Sometimes an operation is slow because it represents the “real work” of the program and is fundamental work that can’t easily be reduced, and sometimes it’s slow for inessential reasons, and potentially could even be removed entirely. A profiler will tell you that the program is spending time in the operation, but not whether it’s already been optimized well, or whether it’s work that could be removed or shifted elsewhere. However, once again, an expert reading the profile may emerge with answers to those questions.

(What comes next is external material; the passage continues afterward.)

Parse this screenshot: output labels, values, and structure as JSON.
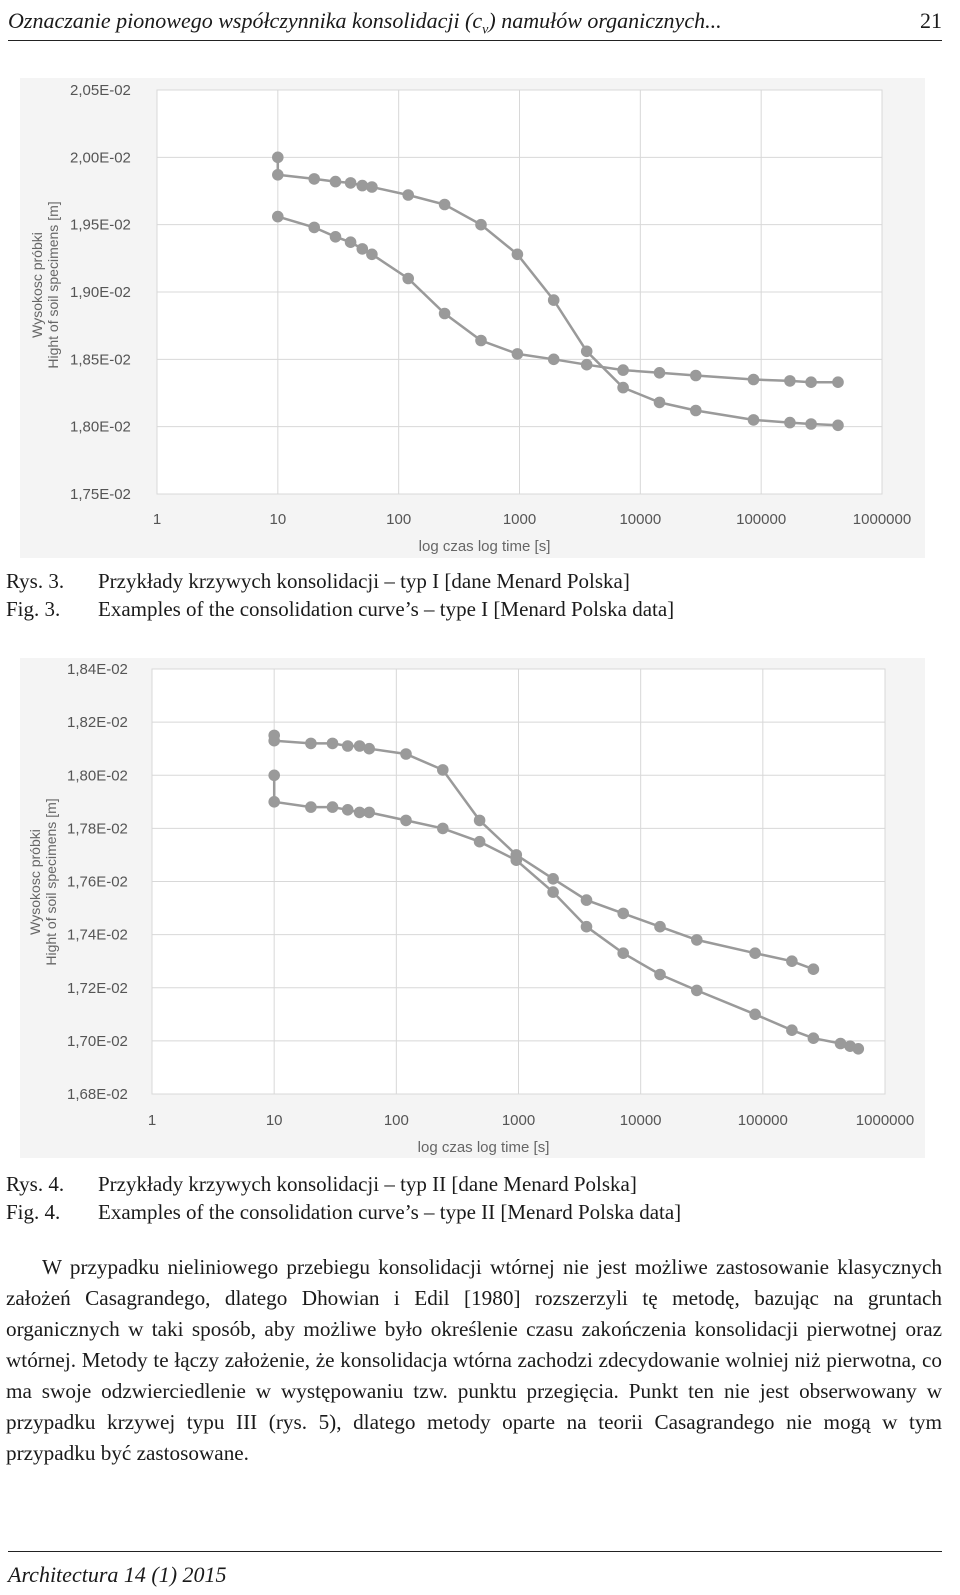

Even the “frame” of analysis that the profiler offers may not be the most useful frame in which to ask these questions. Profilers tend to organize information by time-order and/or grouped by function or stack frame; but often another organization would be much more productive. For example:
-
Sometimes it’s more important to analyze time-spent in terms of I/O vs CPU time; a program may alternate doing some of each (or do both in parallel in varying ratios), and we want to break time down by various categories of I/O or CPU time, which may not neatly map to stack frames.
-
Sometimes — a bit of a generalization of the above — the most useful axis is “which hardware resources is the program using, in which proportion?” Depending on the program, this opens up a world of possible perspectives:
- Microarchitectural resources: CPU execution units, cache space, decoder capacity, etc
- GPU vs CPU vs PCI or NVLink bus bandwidth
- Ethernet bandwidth vs local disk bandwidth vs CPU throughput
- And many, many others
-
Sometimes we need to organize by another axis or organizational frame than the physical stack trace.
A prototypical example here is trying to profile a Python program using a C-level profiler. In that case, you’ll typically find that most of the runtime is spent in
_PyEval_EvalFrame
. True, as far as it goes, but not very useful; instead, you need to “lift” your profile into the domain of the Python-level stack trace in order to gain useful understanding. (This is a problem shared by some automated tools of the form “code that operates on other code,” which I’ve discussed a bit in the past).
The interplay with expertise 🔗︎
I think that Klein’s essay on expertise gives us some useful frames to understand this situation.
Experts, especially domain experts in a particular application or programming language or framework, can often look at a profiler and “see” the answers to many of the above questions, even thought they are not literally present in the profile.
They can “read between the lines” to ask and even answer the “right“ or “better” questions, instead of stopping at the questions literally answered by the profiler. Additionally, and importantly, when they can’t do so for one reason or another, experts will be much faster to recognize that that the profiler is asking the wrong questions, and find or build another tool, instead of continuing to bash their head against the same profile in the hopes that it will somehow yield an understanding it does not contain.
This perspective also explains, I think, some of the disconnect I see in the discourse and the common understanding of performance engineering. If you look at an expert performance engineer, you will, in fact, observe that they spend a lot of time looking at profiles; from this, it’s temping to conclude that this is, in some sense, the main thing that they are doing.
However, these expert performance engineers, on inspection, are using profilers differently than a novice does, or than a naive observer might expect. And that usage is driven by their ability to see different information in a profile! When they look at a profile, they are not just looking at the literal information displayed, but rather using that as one of several inputs to enhance and build their model of the program, and to update and evolve their mental model of the system, and to test and formulate hypotheses which they test, through further optimization and further profiling runs (potentially with different profilers).